HL Deb 04 April 1805 vol 4 cc190-1

Counsel were farther heard relative to the Scots Appeal, Cathcart, bart v. the earl of Cassilis, viz. Mr. Adam, in continuation, as leading counsel for the respondent. On the motion of the earl of Suffolk, lord viscount Melville's letter to the Commissioners of Naval Enquiry was ordered to be laid before the house.— The bills upon the table were forwarded in their respective stages.— On the second reading of Bowyer's Lottery bill, Lord Ellenborough made a few observations though he was by no means favourable to the general principle of lotteries; yet, under the circumstances of the case, the present bill was one which might, without much risk of injurious consequences, be assented to by their lordships.— After some remarks from lord Walsingham, of a tendency favourable to the measure, the bill was read a second time, and ordered to be referred to the consideration of a committee.—Lord Grenville moved that their lordships be summoned for the 10th of May, on which day, he said, it was his intention to offer a motion relative to the Roman Catholics of Ireland.

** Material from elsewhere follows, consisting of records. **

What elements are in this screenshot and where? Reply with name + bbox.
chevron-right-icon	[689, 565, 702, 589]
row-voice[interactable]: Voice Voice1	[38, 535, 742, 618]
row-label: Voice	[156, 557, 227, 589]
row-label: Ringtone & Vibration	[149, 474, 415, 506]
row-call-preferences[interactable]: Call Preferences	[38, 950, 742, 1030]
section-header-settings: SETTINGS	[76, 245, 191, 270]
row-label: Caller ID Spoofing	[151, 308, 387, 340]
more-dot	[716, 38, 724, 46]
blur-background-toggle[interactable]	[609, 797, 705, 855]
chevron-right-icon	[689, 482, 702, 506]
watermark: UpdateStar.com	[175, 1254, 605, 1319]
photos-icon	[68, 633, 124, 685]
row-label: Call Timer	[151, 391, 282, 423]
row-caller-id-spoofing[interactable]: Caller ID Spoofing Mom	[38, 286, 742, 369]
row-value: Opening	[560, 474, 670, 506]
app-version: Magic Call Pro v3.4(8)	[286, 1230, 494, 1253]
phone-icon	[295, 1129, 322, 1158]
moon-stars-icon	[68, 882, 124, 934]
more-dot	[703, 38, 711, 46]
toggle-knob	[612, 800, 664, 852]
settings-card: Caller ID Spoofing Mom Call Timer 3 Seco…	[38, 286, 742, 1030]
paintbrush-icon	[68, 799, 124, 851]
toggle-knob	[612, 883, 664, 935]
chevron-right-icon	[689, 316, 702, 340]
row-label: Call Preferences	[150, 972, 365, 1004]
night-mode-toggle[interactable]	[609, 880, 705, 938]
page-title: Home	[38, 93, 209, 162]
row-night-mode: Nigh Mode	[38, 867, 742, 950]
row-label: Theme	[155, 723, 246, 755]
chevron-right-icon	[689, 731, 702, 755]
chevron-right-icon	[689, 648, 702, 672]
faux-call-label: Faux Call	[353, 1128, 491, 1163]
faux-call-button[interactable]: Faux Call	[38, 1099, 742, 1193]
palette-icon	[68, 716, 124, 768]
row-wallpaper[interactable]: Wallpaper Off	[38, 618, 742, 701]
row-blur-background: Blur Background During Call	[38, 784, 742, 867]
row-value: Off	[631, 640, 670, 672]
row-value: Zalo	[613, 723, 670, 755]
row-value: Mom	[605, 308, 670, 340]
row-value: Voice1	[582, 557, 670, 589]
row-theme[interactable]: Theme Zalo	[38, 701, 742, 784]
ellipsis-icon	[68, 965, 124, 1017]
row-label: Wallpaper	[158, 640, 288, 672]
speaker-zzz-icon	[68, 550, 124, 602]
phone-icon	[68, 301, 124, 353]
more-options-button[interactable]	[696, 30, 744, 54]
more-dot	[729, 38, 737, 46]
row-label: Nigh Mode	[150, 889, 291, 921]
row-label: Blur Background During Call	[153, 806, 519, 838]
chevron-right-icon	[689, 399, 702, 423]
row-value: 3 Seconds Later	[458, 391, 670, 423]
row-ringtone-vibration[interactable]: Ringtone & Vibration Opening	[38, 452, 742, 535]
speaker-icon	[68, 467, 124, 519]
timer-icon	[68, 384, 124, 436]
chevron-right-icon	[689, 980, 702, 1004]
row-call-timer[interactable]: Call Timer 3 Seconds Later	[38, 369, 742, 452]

Lord Auckland expressed his opinion, that on a topic of such peculiar importance, as that adverted to by the noble barou, some idea should be given as to the nature of the intended motion. Lord Grenville, in reply, observed he had no objection unreservedly to state, that at present, his intention was to move on that day for a committee to take the petition into consideration.— Lord Auckland announced his intention to bring forward some farther propositions, in reference to the pending case of Mr. Justice Fox, and moved, that their lordships be summoned on the occasion, but on what day we were unable to collect. The order for the exclusion of strangers was then enforced, and the door closed for about twenty minutes. In the interval, as we could collect, their lordships were engaged in their judicial capacity, in investigating the circumstances of a case of a personal, and very particular nature, viz. some very gross and flagrant misconduct of the coachman of a noble peer on Monday night last, to one or two of the officers and inferior servants of the house; two of the marshalmen, and some of the persons alluded to were shortly interrogated upon the subject, and the result was, that proper persons were dispatched to take the delinquent into custody for the purpose of his being brought to the bar of the house.